André Malraux, 1976 kasımında öldüğünde, cenaze törenine iki kırmızı çelenk gelir. Biri, hiçbir zaman üyesi olmadığı Fransız Komünist Partisi'nden; biri de, öğle yemeklerini yediği, Grand Palais yakınlarındaki Lasserre adlı lokantadan. Ama Lasserre, bu en muteber müdavimine duyduğu saygıyı daha sağlığında, entrée'ler arasına pigeon André Malraux'yu katarak göstermiştir. Fransa'nın ilk romantik yazarlarından Chateaubriand'ın adı çok önceleri Paris restoranlarının yemek listelerine girmemiş olsaydı, Malraux, adını bir yemeğe veren ilk edebiyatçı mı olacaktı, bilinmez.
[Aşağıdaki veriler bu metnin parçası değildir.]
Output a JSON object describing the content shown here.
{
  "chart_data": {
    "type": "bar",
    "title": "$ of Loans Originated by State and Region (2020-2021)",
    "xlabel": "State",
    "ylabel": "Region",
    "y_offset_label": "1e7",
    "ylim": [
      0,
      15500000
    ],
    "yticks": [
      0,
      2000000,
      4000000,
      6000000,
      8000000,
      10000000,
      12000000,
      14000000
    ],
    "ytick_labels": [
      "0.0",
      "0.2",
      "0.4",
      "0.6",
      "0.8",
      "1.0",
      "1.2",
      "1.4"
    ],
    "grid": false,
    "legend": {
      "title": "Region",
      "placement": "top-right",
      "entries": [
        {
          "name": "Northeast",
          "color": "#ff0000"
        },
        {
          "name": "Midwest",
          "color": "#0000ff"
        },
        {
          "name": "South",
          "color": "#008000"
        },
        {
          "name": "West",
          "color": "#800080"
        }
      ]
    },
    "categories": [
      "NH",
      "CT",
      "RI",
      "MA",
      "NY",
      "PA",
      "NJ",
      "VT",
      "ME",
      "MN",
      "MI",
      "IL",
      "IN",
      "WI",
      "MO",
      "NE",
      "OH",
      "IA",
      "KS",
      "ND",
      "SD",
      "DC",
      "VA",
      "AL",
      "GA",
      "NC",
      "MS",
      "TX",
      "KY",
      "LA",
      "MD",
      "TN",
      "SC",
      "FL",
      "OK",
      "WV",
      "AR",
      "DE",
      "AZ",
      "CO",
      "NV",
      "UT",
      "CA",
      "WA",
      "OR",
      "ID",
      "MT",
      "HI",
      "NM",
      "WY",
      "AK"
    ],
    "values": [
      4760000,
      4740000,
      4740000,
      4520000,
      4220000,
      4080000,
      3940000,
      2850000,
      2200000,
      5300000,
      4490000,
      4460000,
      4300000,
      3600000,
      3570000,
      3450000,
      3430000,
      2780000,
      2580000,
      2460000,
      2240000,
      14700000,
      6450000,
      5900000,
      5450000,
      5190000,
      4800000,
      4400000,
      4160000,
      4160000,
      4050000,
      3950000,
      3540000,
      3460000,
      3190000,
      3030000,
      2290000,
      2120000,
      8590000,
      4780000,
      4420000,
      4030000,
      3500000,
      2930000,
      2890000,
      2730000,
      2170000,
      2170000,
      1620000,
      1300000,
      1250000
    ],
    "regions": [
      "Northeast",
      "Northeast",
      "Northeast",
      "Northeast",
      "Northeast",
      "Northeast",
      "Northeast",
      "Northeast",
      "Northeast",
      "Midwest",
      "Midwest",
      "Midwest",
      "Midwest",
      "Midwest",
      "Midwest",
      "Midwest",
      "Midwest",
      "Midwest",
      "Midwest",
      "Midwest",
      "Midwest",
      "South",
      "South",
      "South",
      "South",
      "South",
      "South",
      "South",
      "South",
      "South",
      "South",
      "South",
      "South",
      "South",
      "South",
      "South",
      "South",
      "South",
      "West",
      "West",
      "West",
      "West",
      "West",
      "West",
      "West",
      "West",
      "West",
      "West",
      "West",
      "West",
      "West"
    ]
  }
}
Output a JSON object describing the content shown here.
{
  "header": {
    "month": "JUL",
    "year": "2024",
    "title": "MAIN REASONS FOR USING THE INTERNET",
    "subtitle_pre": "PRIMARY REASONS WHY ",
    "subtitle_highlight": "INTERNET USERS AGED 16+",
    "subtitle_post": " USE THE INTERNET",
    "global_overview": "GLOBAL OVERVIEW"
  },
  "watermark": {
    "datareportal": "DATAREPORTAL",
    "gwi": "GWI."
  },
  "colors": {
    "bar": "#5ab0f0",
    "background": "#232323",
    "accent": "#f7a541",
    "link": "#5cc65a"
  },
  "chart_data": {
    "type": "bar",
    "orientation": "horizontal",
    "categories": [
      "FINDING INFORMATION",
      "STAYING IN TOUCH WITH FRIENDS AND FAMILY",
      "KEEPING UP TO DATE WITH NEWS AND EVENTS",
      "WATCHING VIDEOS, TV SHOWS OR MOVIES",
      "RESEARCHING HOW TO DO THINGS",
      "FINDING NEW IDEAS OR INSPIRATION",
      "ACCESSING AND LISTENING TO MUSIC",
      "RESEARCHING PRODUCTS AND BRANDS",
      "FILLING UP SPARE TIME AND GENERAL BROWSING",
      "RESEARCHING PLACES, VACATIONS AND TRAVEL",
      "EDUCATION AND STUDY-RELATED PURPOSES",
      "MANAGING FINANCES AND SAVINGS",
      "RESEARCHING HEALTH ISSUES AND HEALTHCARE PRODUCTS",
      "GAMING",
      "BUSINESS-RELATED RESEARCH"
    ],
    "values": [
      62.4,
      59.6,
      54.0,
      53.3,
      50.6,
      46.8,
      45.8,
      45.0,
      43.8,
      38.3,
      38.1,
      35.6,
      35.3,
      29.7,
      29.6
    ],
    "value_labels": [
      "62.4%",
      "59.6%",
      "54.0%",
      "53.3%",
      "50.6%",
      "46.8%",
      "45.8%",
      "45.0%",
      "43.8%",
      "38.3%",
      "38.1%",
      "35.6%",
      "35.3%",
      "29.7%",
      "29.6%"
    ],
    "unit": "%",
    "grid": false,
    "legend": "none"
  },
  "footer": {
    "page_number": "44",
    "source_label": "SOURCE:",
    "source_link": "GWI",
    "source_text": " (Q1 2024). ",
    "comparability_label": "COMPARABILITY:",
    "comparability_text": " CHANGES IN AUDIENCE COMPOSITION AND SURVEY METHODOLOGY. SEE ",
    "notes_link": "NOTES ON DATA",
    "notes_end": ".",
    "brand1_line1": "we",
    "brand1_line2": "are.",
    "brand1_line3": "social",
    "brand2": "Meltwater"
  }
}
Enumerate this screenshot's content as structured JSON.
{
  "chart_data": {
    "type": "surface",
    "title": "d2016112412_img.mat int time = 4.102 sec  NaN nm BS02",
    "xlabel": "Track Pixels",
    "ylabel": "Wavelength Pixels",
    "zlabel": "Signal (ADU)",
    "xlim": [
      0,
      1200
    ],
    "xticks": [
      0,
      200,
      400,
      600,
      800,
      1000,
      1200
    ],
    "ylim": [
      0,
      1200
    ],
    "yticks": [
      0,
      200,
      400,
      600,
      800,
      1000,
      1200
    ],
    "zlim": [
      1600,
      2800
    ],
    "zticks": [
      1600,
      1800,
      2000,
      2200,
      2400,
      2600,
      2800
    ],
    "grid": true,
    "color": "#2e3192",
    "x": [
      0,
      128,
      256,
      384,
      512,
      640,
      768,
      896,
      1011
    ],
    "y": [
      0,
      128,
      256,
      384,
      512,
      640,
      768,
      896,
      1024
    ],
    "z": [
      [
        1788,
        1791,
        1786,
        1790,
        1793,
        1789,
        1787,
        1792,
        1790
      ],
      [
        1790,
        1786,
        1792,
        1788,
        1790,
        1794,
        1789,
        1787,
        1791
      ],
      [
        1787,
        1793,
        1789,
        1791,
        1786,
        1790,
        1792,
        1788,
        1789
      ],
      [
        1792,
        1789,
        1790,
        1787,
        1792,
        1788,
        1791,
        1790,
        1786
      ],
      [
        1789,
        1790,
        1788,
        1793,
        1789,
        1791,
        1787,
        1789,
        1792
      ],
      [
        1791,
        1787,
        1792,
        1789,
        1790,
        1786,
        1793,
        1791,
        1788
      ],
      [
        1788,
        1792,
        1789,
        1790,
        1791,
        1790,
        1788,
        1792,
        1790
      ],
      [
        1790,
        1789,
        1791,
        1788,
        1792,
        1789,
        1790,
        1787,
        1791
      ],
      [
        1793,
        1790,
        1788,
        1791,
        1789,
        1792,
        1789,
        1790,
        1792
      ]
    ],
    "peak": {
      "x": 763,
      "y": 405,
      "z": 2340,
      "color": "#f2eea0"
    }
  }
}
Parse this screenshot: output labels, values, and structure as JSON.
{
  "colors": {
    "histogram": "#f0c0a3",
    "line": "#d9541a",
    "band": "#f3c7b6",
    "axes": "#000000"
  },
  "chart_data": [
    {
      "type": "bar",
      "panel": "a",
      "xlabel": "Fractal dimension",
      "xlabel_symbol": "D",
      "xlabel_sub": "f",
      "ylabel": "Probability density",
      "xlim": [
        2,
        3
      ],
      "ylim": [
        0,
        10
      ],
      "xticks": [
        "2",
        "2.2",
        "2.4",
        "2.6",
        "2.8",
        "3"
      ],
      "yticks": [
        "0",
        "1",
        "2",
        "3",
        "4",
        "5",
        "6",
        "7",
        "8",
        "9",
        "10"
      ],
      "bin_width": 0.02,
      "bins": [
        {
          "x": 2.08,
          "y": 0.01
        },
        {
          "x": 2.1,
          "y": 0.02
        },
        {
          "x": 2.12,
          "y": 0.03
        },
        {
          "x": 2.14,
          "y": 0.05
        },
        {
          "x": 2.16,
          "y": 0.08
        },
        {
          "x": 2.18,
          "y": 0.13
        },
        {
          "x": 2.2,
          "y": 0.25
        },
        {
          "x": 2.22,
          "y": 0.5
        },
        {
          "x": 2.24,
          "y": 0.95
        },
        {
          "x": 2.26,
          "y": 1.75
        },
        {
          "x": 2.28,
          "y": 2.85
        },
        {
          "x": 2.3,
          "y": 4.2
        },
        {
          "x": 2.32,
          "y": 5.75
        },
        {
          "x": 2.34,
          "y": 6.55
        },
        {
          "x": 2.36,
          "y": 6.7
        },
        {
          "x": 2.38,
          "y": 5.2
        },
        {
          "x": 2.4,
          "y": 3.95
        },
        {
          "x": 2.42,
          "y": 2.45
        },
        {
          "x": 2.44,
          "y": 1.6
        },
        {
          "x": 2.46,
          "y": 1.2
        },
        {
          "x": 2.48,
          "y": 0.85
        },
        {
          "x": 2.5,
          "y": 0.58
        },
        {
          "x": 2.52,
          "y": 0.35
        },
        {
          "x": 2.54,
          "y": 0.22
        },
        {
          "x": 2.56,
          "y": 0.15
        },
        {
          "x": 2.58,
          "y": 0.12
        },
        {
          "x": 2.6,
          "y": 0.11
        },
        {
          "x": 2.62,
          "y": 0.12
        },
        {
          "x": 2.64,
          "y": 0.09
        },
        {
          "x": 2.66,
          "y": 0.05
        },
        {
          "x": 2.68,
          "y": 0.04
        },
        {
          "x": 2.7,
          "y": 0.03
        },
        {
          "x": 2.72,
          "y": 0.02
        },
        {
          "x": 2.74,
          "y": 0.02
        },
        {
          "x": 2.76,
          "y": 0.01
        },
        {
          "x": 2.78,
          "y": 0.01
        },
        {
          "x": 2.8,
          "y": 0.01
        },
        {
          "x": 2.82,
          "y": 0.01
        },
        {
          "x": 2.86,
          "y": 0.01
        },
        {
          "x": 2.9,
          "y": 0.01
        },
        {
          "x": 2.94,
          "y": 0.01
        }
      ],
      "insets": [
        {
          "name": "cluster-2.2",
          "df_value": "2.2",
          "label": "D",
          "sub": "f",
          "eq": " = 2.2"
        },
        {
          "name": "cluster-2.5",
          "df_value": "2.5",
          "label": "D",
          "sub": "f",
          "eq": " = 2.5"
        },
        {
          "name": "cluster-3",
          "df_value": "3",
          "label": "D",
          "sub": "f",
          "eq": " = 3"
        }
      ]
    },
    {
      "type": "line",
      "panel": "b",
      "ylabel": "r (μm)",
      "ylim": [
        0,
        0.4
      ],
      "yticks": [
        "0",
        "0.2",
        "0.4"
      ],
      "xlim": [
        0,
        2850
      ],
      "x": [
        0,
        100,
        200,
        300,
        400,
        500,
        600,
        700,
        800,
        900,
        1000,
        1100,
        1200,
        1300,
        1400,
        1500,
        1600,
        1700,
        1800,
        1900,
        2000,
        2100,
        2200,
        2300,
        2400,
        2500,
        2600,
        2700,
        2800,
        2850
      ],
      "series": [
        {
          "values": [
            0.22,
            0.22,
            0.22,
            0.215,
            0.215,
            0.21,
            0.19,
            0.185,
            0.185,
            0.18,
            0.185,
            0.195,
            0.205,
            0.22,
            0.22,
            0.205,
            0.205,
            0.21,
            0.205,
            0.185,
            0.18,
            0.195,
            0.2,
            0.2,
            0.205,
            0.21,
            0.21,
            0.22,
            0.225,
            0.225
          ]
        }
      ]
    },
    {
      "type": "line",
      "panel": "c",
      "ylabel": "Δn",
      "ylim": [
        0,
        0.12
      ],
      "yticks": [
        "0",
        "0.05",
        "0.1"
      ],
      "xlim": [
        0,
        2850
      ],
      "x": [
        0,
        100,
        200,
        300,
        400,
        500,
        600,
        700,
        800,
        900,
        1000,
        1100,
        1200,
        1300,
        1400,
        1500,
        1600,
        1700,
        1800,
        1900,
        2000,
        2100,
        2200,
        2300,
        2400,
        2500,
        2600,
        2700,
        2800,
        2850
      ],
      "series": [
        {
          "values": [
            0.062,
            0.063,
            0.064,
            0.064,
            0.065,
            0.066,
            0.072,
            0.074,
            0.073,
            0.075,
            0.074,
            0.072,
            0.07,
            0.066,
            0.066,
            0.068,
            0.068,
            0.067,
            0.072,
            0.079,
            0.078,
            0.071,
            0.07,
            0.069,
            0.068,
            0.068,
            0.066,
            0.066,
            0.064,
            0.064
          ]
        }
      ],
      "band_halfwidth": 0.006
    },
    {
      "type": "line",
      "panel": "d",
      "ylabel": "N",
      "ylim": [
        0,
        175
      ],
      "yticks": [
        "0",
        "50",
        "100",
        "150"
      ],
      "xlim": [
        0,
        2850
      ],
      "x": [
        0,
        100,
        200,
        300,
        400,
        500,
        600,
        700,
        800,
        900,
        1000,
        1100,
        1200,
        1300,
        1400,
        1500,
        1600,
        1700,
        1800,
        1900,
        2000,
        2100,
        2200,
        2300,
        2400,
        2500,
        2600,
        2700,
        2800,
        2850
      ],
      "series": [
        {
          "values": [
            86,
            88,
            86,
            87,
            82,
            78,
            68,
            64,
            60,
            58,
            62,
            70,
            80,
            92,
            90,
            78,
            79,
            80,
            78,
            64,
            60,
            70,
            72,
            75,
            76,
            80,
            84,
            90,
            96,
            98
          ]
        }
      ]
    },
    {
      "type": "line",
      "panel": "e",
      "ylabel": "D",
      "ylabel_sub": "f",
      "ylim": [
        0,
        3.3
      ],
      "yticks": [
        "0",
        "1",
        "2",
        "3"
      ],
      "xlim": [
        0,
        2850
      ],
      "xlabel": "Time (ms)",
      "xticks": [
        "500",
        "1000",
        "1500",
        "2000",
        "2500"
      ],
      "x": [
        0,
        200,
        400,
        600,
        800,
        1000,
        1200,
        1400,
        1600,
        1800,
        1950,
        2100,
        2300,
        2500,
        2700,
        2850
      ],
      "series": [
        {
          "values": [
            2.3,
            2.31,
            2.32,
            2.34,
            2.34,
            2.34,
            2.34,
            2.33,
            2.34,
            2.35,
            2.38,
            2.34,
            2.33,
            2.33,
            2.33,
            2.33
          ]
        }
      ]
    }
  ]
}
Malraux'nun 75 yıllık hayatı, sözcüğün gerçek anlamında dolu dolu yaşanmış ömürlerden biridir herhalde. 21 yaşında, bir arkeoloji bülteninde keşfedildiğini okuduğu bir Khmer tapınağını görmek için, Paris'ten kalkıp Kamboçya ormanlarına kaç kişi gider? Tapınağın kabartmalarını söküp aldığı için başkent Phnom Penh'de hapse atılan delikanlı Malraux'nun koyu bir sömürge karşıtı ve toplumsal değişim yanlısı olmasında, "Zincire Vurulmuş Hindiçini" diye bir gazete çıkarmasında, hapishanede Fransız sömürge yetkililerinden gördüğü kötü muamelenin ne ölçüde payı olmuştur?
Arabistan Yarımadası'ndaki Rubü'l -Hali Çölü üstünde uçakla incelemelerde bulunurken, Sabâ melikesi Belkıs'ın efsanevî kenti olduğunu ileri sürdüğü eski bir kent bulduğunda, 33 yaşındadır. O sıralar, Batı'nın Çekiciliği ve Fatihler gibi iki romanı ardında bıraktığı yetmezmiş gibi, İnsanlık Durumu ile Goncourt Ödülü'nü almış, Fransa'nın önde gelen romancıları arasına girmiştir. 1935'te, bir komünistin Nazilerce acımasızca hapsedilmesini konu alan Aşağılanma Zamanı adlı kısa romanını yayımladığında, dünya kamuoyu henüz toplama kamplarının varlığından habersizdir.
Ertesi yıl, İspanya İç Savaşı patlak verince, Cumhuriyetçiler'e katılır, uluslararası bir hava filosu kurar Malraux. Bir yıl sonra, İspanya deneyimini dile getirdiği Umut romanı yayımlanacak ve yazarın kendisi tarafından beyazperdeye aktarılacaktır.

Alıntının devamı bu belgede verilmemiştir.